Fuorilegge che poi tanto criminali non sono, sceriffi un po’ suonati, vedette illuminate dalle luci di una misera ribalta e col sogno della famiglia, padroni di miniere poco furbi, indiani ovviamente infami. Joseph Kane non è John Ford e I rapinatori fa tutto ciò che deve per assolvere alla sacra funzione di intrattenere il pubblico popolare, benché non manchino suggestioni di un certo interesse e forse addirittura più chiare a settant’anni di distanza dalla sua apparizione.
I rapinatori è uno dei trentasei film prodotti o distribuiti dalla bulimica Republic Pictures nel 1948. È chiaramente un b-movie, ma è curioso osservare che la sua uscita fu incastonata tra l’avventuroso Il sortilegio delle Amazzoni e il Macbeth di Orson Welles (cosa che può sembrare incredibile solo a chi non conosce le singolari relazioni tra l’artista e i suoi occasionali finanziatori). Questa terna stravagante ci interessa perché mette in luce l’ambizione di una casa di produzione che, dopo una marea di western spesso uguali a se stessi, giunse al blockbuster Iwo Jima, deserto di fuoco e, più tardi, ai capolavori Un uomo tranquillo e Johnny Guitar.

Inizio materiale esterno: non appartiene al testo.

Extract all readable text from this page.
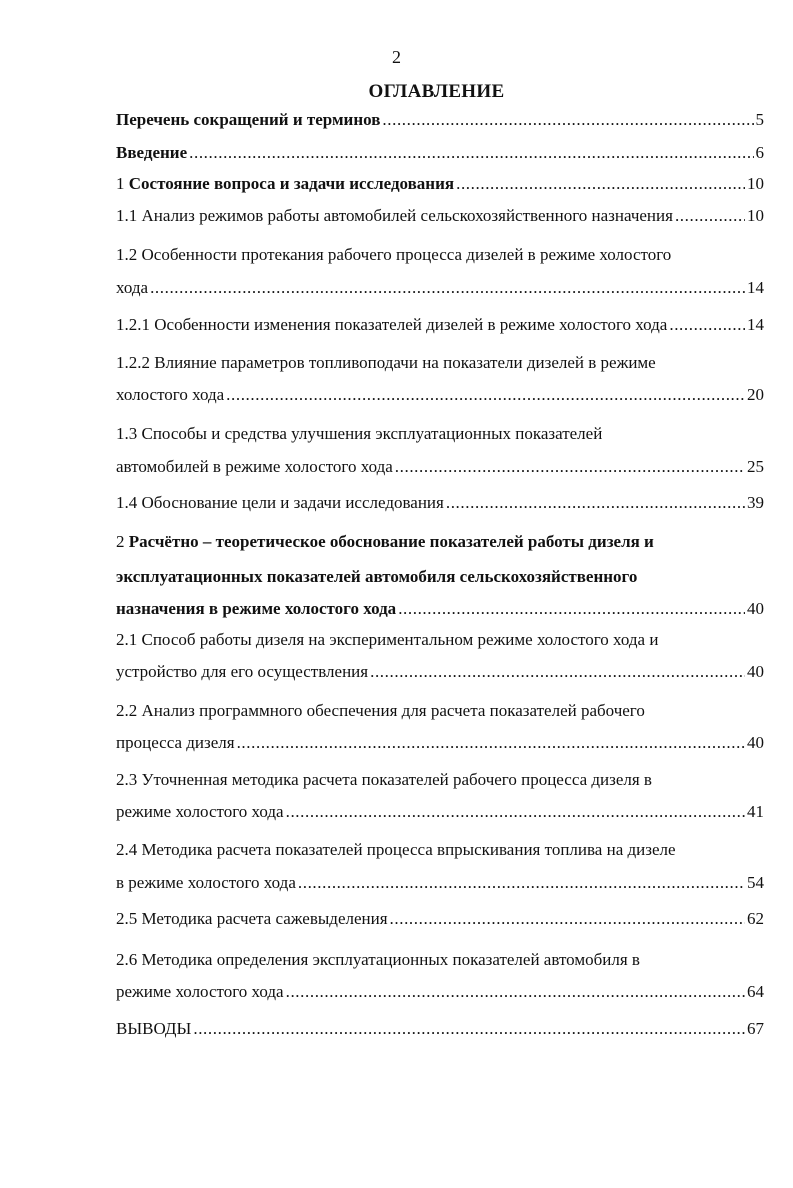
2
ОГЛАВЛЕНИЕ
Перечень сокращений и терминов .....	5
Введение .....	6
1 Состояние вопроса и задачи исследования .....	10
1.1 Анализ режимов работы автомобилей сельскохозяйственного назначения .....	10
1.2 Особенности протекания рабочего процесса дизелей в режиме холостого
хода .....	14
1.2.1 Особенности изменения показателей дизелей в режиме холостого хода .....	14
1.2.2 Влияние параметров топливоподачи на показатели дизелей в режиме
холостого хода .....	20
1.3 Способы и средства улучшения эксплуатационных показателей
автомобилей в режиме холостого хода .....	25
1.4 Обоснование цели и задачи исследования .....	39
2 Расчётно – теоретическое обоснование показателей работы дизеля и
эксплуатационных показателей автомобиля сельскохозяйственного
назначения в режиме холостого хода .....	40
2.1 Способ работы дизеля на экспериментальном режиме холостого хода и
устройство для его осуществления .....	40
2.2 Анализ программного обеспечения для расчета показателей рабочего
процесса дизеля .....	40
2.3 Уточненная методика расчета показателей рабочего процесса дизеля в
режиме холостого хода .....	41
2.4 Методика расчета показателей процесса впрыскивания топлива на дизеле
в режиме холостого хода .....	54
2.5 Методика расчета сажевыделения .....	62
2.6 Методика определения эксплуатационных показателей автомобиля в
режиме холостого хода .....	64
ВЫВОДЫ .....	67
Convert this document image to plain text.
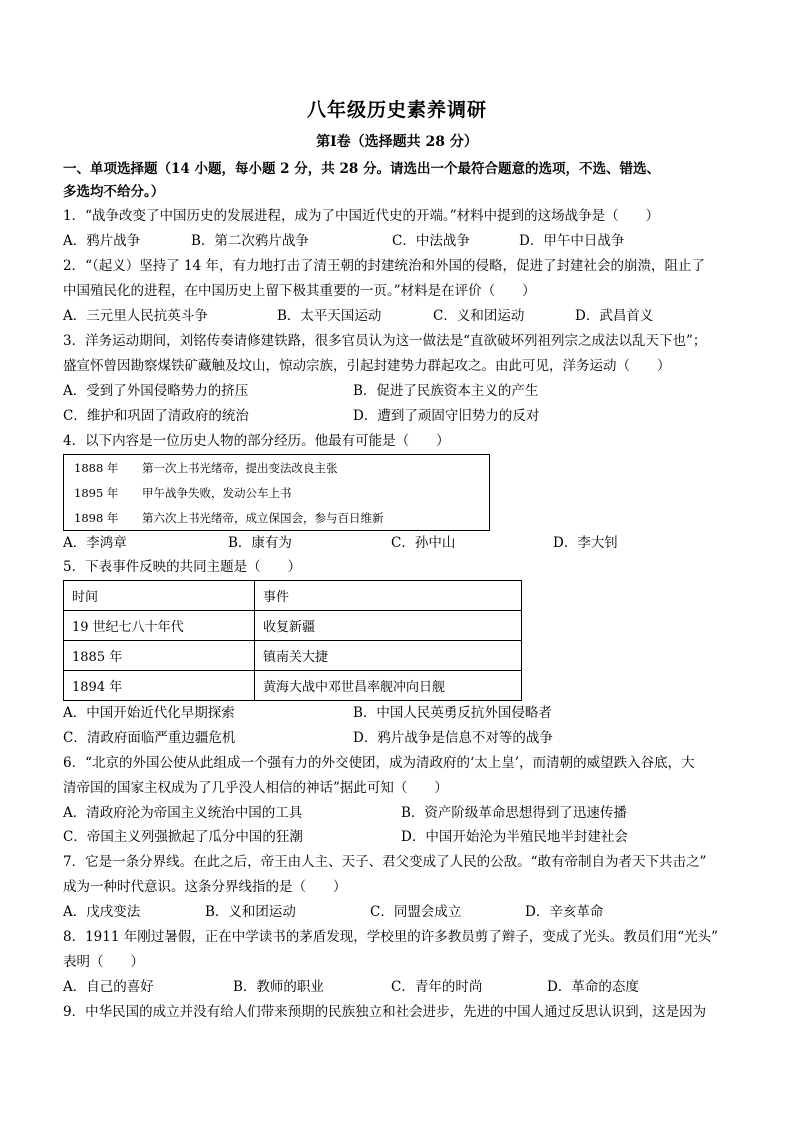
八年级历史素养调研
第Ⅰ卷（选择题共 28 分）
一、单项选择题（14 小题，每小题 2 分，共 28 分。请选出一个最符合题意的选项，不选、错选、
多选均不给分。）
1．“战争改变了中国历史的发展进程，成为了中国近代史的开端。”材料中提到的这场战争是（　　）
A．鸦片战争	B．第二次鸦片战争	C．中法战争	D．甲午中日战争
2．“（起义）坚持了 14 年，有力地打击了清王朝的封建统治和外国的侵略，促进了封建社会的崩溃，阻止了
中国殖民化的进程，在中国历史上留下极其重要的一页。”材料是在评价（　　）
A．三元里人民抗英斗争	B．太平天国运动	C．义和团运动	D．武昌首义
3．洋务运动期间，刘铭传奏请修建铁路，很多官员认为这一做法是“直欲破坏列祖列宗之成法以乱天下也”；
盛宣怀曾因勘察煤铁矿藏触及坟山，惊动宗族，引起封建势力群起攻之。由此可见，洋务运动（　　）
A．受到了外国侵略势力的挤压	B．促进了民族资本主义的产生
C．维护和巩固了清政府的统治	D．遭到了顽固守旧势力的反对
4．以下内容是一位历史人物的部分经历。他最有可能是（　　）
1888 年	第一次上书光绪帝，提出变法改良主张
1895 年	甲午战争失败，发动公车上书
1898 年	第六次上书光绪帝，成立保国会，参与百日维新
A．李鸿章	B．康有为	C．孙中山	D．李大钊
5．下表事件反映的共同主题是（　　）
时间	事件
19 世纪七八十年代	收复新疆
1885 年	镇南关大捷
1894 年	黄海大战中邓世昌率舰冲向日舰
A．中国开始近代化早期探索	B．中国人民英勇反抗外国侵略者
C．清政府面临严重边疆危机	D．鸦片战争是信息不对等的战争
6．“北京的外国公使从此组成一个强有力的外交使团，成为清政府的‘太上皇’，而清朝的威望跌入谷底，大
清帝国的国家主权成为了几乎没人相信的神话”据此可知（　　）
A．清政府沦为帝国主义统治中国的工具	B．资产阶级革命思想得到了迅速传播
C．帝国主义列强掀起了瓜分中国的狂潮	D．中国开始沦为半殖民地半封建社会
7．它是一条分界线。在此之后，帝王由人主、天子、君父变成了人民的公敌。“敢有帝制自为者天下共击之”
成为一种时代意识。这条分界线指的是（　　）
A．戊戌变法	B．义和团运动	C．同盟会成立	D．辛亥革命
8．1911 年刚过暑假，正在中学读书的茅盾发现，学校里的许多教员剪了辫子，变成了光头。教员们用“光头”
表明（　　）
A．自己的喜好	B．教师的职业	C．青年的时尚	D．革命的态度
9．中华民国的成立并没有给人们带来预期的民族独立和社会进步，先进的中国人通过反思认识到，这是因为
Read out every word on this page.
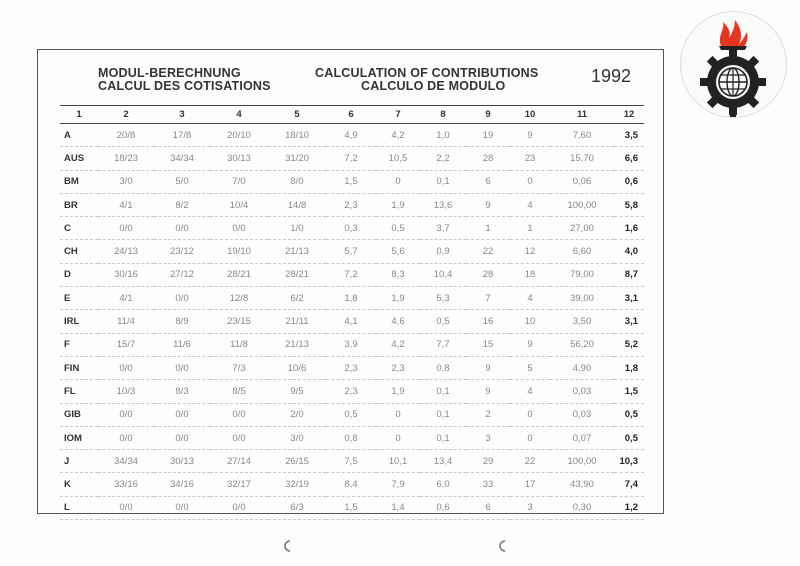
MODUL-BERECHNUNG
CALCUL DES COTISATIONS
CALCULATION OF CONTRIBUTIONS
CALCULO DE MODULO	1992
1	2	3	4	5	6	7	8	9	10	11	12
A	20/8	17/8	20/10	18/10	4,9	4,2	1,0	19	9	7,60	3,5
AUS	18/23	34/34	30/13	31/20	7,2	10,5	2,2	28	23	15,70	6,6
BM	3/0	5/0	7/0	8/0	1,5	0	0,1	6	0	0,06	0,6
BR	4/1	8/2	10/4	14/8	2,3	1,9	13,6	9	4	100,00	5,8
C	0/0	0/0	0/0	1/0	0,3	0,5	3,7	1	1	27,00	1,6
CH	24/13	23/12	19/10	21/13	5,7	5,6	0,9	22	12	6,60	4,0
D	30/16	27/12	28/21	28/21	7,2	8,3	10,4	28	18	79,00	8,7
E	4/1	0/0	12/8	6/2	1,8	1,9	5,3	7	4	39,00	3,1
IRL	11/4	8/9	23/15	21/11	4,1	4,6	0,5	16	10	3,50	3,1
F	15/7	11/6	11/8	21/13	3,9	4,2	7,7	15	9	56,20	5,2
FIN	0/0	0/0	7/3	10/6	2,3	2,3	0,8	9	5	4,90	1,8
FL	10/3	8/3	8/5	9/5	2,3	1,9	0,1	9	4	0,03	1,5
GIB	0/0	0/0	0/0	2/0	0,5	0	0,1	2	0	0,03	0,5
IOM	0/0	0/0	0/0	3/0	0,8	0	0,1	3	0	0,07	0,5
J	34/34	30/13	27/14	26/15	7,5	10,1	13,4	29	22	100,00	10,3
K	33/16	34/16	32/17	32/19	8,4	7,9	6,0	33	17	43,90	7,4
L	0/0	0/0	0/0	6/3	1,5	1,4	0,6	6	3	0,30	1,2
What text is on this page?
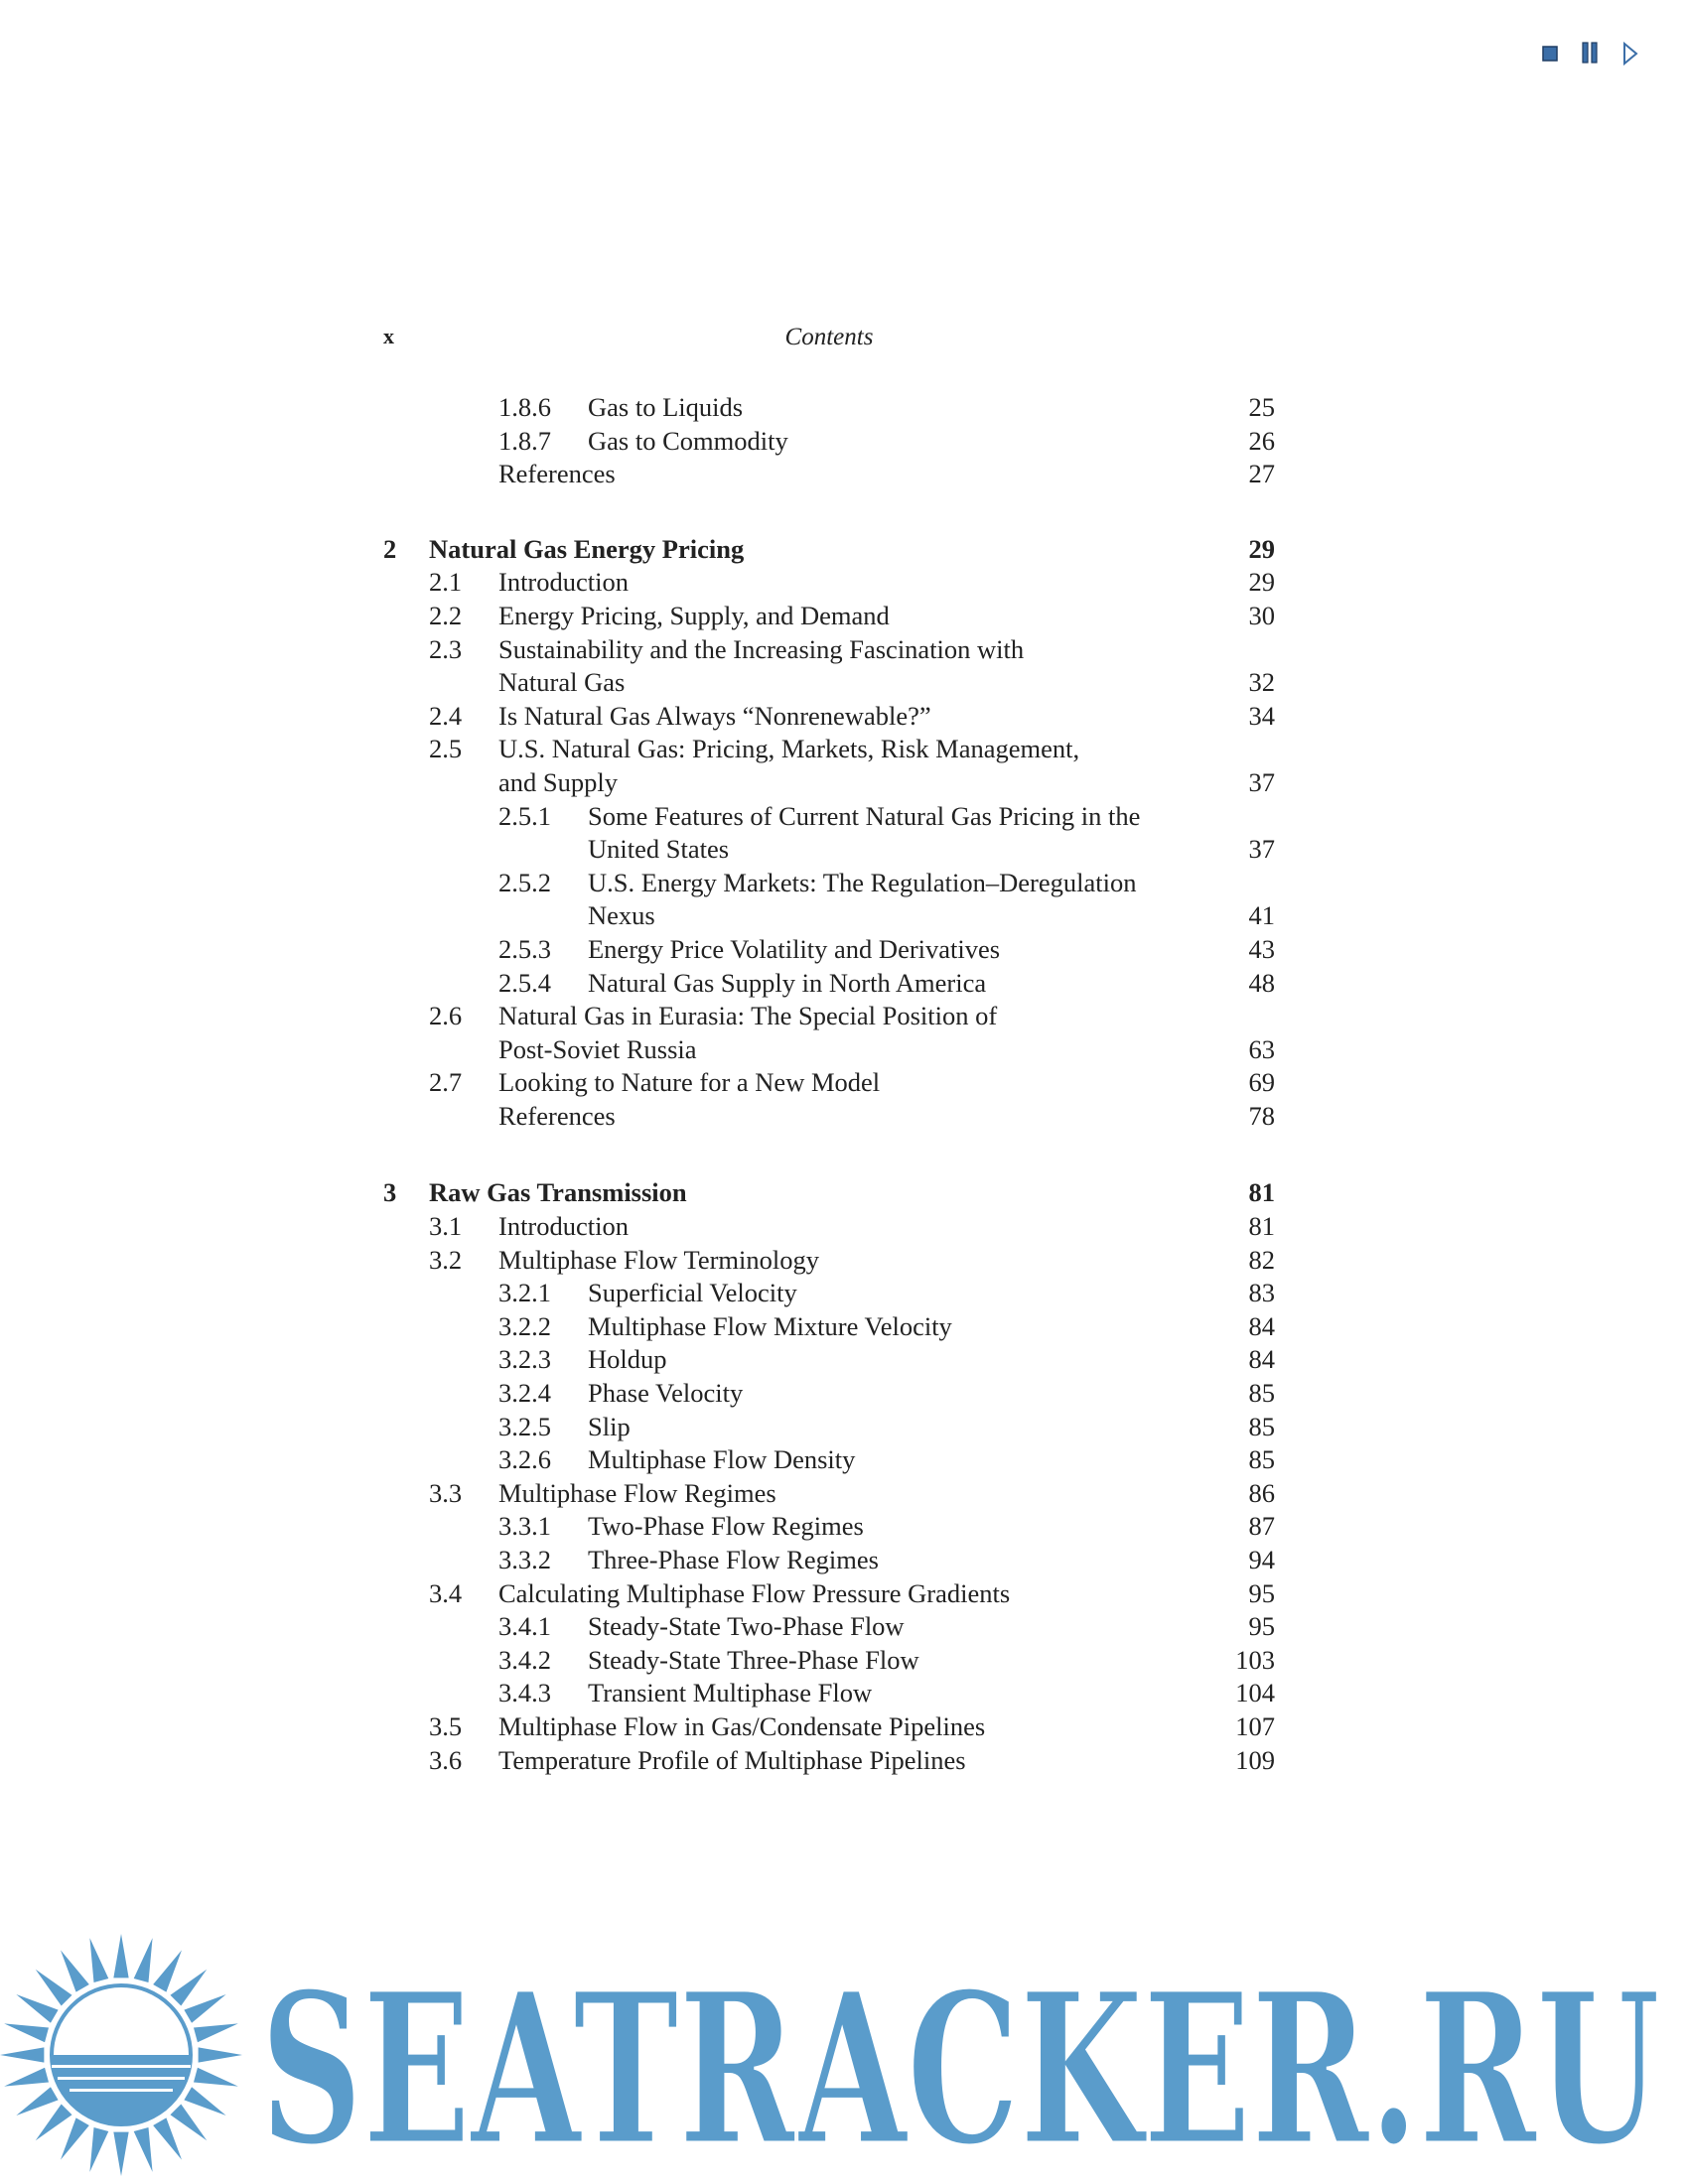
Contents
x
1.8.6 Gas to Liquids	25
1.8.7 Gas to Commodity	26
References	27
2 Natural Gas Energy Pricing	29
2.1 Introduction	29
2.2 Energy Pricing, Supply, and Demand	30
2.3 Sustainability and the Increasing Fascination with
Natural Gas	32
2.4 Is Natural Gas Always “Nonrenewable?”	34
2.5 U.S. Natural Gas: Pricing, Markets, Risk Management,
and Supply	37
2.5.1 Some Features of Current Natural Gas Pricing in the
United States	37
2.5.2 U.S. Energy Markets: The Regulation–Deregulation
Nexus	41
2.5.3 Energy Price Volatility and Derivatives	43
2.5.4 Natural Gas Supply in North America	48
2.6 Natural Gas in Eurasia: The Special Position of
Post-Soviet Russia	63
2.7 Looking to Nature for a New Model	69
References	78
3 Raw Gas Transmission	81
3.1 Introduction	81
3.2 Multiphase Flow Terminology	82
3.2.1 Superficial Velocity	83
3.2.2 Multiphase Flow Mixture Velocity	84
3.2.3 Holdup	84
3.2.4 Phase Velocity	85
3.2.5 Slip	85
3.2.6 Multiphase Flow Density	85
3.3 Multiphase Flow Regimes	86
3.3.1 Two-Phase Flow Regimes	87
3.3.2 Three-Phase Flow Regimes	94
3.4 Calculating Multiphase Flow Pressure Gradients	95
3.4.1 Steady-State Two-Phase Flow	95
3.4.2 Steady-State Three-Phase Flow	103
3.4.3 Transient Multiphase Flow	104
3.5 Multiphase Flow in Gas/Condensate Pipelines	107
3.6 Temperature Profile of Multiphase Pipelines	109
SEATRACKER.RU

Prima di liquidare I rapinatori quale prodotto di routine, occorre dunque, grazie al senno di poi, setacciare le immagini di Kane per individuare presunti embrioni di quel percorso che permise alla piccola Republic di arruolare proprio Ford. Regista quanto mai aziendalista, Kane si misurò per la prima volta col colore, lavorando assieme al direttore della fotografia, l’ultraprolifico Jack A. Marta, col sistema del Trucolor, alternativa economica al Technicolor. In questo senso il film assume addirittura una dimensione sperimentale per lo Studio in quanto esperienza nuova ed imprevedibile, soprattutto in virtù di un risultato instabile e non particolarmente indovinato, alternando interni molto nitidi ad esterni dove la rozzezza cromatica esalta la piattezza dei fondali.
Tuttavia dobbiamo sempre tenere presente la natura produttiva de I rapinatori, in cui perfino i protagonisti sembrano le versioni economiche di divi più quotati: Lorna Gray, star femminile dello Studio, ricorda la fiammeggiante Maureen O’Hara, l’ungherese Ilona Massey sembra un ricalco di Jean Arthur e Forrest Tucker di Alan Ladd, mentre Rod Cameron quasi annuncia il futuro James Garner. Eppure I rapinatori colpisce oggi non solo per l’insopportabile – sebbene tipico per l’epoca – trattamento riservato ai nativi, specialmente dentro uno schema manicheo in cui i buoni sono di rara ottusità, ma per le spregevoli ed attualissime logiche di branco che si attivano nella parte finale: vittime contro vittime, scelta di un facile capro espiatorio, i cittadini che si fanno giustizia privata contro quella esercitata dalle istituzioni i cui ragionamenti appaiono loro incomprensibili.